Vor einigen Jahren habe ich einmal im Urlaub in Frankreich in einem Museum eine Marienfigur bestaunt. Sie gehörte zur Gattung der vierge ouvrante. Wir übersetzen das gewöhnlich mit Schreinmadonna, wörtlich muss es wohl heißen: eine sich öffnenden Marienfigur. Sie ist so konstruiert, dass man sie aufklappen kann und dann meist schöne Gemälde von einzelnen Glaubensgeheimnissen findet, die Maria in ihrem Inneren erwogen hat. Es gab diese Figur sogar als Tabernakel: im Innern der Muttergottes wurde die Eucharistie aufbewahrt, also der Leib dessen, den Maria in ihrem Schoß getragen und dann zur Welt gebracht hat. Maria ist selber wie eine Pforte, die sich weit öffnet, um Christus in sich hineinzulassen. Damit wird Maria mir am Beginn des Heiligen Jahres zu einem guten Vorbild: Nicht nur Gott öffnet sich, sondern ich öffne ebenso mein Herz und mein ganzes Leben für ihn, damit er zu mir kommen kann. Die Heilige Pforte erinnert also nicht nur an Gott, sondern sie ist auch ein Bild für mein eigenes Leben: ich öffne mich wie eine Pforte und lassen ihn in mein Leben eintreten.

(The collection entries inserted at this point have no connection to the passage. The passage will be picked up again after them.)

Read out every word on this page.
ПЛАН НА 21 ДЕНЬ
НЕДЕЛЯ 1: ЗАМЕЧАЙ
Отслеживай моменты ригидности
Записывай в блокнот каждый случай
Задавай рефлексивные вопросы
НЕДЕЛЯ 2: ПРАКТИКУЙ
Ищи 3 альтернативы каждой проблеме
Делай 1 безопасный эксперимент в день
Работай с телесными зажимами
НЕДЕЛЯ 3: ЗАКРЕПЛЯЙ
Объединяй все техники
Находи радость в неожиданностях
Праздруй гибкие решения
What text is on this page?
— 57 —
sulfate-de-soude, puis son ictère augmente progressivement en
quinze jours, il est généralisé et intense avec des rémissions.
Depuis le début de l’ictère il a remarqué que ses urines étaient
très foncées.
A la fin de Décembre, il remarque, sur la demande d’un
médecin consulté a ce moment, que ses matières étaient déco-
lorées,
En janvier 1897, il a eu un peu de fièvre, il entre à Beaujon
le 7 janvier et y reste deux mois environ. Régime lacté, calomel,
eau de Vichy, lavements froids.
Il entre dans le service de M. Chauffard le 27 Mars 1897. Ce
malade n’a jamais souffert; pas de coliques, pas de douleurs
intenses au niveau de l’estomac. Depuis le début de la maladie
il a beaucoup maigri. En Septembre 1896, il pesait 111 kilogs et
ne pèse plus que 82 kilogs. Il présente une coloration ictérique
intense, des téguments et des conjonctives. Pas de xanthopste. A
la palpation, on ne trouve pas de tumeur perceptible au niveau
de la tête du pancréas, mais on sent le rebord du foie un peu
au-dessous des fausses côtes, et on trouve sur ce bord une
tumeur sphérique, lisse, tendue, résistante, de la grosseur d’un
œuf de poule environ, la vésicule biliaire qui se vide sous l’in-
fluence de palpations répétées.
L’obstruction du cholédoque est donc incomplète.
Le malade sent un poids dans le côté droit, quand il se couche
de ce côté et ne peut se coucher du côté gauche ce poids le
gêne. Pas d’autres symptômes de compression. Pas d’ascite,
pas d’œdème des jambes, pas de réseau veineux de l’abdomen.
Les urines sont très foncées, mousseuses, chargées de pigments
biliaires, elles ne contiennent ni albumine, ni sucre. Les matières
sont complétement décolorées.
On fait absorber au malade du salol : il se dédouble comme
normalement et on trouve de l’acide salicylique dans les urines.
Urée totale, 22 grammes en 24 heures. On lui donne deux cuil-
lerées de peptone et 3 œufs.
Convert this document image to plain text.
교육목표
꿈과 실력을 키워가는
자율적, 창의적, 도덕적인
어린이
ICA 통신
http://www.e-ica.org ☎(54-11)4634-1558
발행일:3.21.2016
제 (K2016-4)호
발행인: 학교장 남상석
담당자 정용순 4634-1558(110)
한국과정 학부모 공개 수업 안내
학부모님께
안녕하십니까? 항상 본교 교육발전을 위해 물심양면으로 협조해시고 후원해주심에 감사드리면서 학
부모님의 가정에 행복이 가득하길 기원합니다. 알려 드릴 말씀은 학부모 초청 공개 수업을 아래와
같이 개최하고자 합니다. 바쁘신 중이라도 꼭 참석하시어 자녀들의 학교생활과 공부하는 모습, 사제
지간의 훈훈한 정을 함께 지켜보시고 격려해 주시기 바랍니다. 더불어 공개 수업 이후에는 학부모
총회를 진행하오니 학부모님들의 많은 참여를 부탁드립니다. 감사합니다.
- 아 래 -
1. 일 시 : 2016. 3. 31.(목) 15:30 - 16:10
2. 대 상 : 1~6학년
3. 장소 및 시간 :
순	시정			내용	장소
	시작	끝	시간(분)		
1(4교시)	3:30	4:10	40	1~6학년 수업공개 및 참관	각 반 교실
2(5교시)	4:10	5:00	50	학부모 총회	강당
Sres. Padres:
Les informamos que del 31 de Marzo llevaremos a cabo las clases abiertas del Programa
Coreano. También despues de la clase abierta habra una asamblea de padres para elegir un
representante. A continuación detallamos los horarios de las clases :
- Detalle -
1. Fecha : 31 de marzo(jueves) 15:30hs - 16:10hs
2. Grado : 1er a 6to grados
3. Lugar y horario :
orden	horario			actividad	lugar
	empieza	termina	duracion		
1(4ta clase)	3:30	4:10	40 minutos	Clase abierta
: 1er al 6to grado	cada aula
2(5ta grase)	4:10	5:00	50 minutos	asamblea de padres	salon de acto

Bei mir klopft aber nicht nur Gott an. Immer wieder sind es Menschen, die anklopfen und den Kontakt, das Gespräch, die Begegnung, Unterstützung und Hilfe suchen. Papst Franziskus hat zum Heiligen Jahr uns allen die „Türen der Gastfreundschaft“ ans Herz gelegt (Bulle zum Hl. Jahr 13). Keiner soll vergeblich klopfen: Kranke, junge Menschen, Migranten, alte, Milliarden von Armen… Denn: „ich war fremd (ich habe bei euch angeklopft) und ihr habt mich aufgenommen“ (Mt 25, 35). Schön, dass Papst Franziskus neben den Heiligen Pforten an den großen Basiliken in Rom eine weitere in einem Gefängnis eröffnet hat. Gerade den Gefangenen soll dadurch die Möglichkeit von Vergebung und Versöhnung aufleuchten.
Wir gehen in das Jahr 2025 herüber, das Heilige Jahr. Möge es für uns alle ein Jahr werden, in dem wir möglichst viele Türen offenhalten: die Tür meines eigenen Lebens und Herzens, die Tür zu Gott, die ich jeden Tag in Gebet und Sakrament neu durchschreiten kann, und die Tür zu meinen Mitmenschen.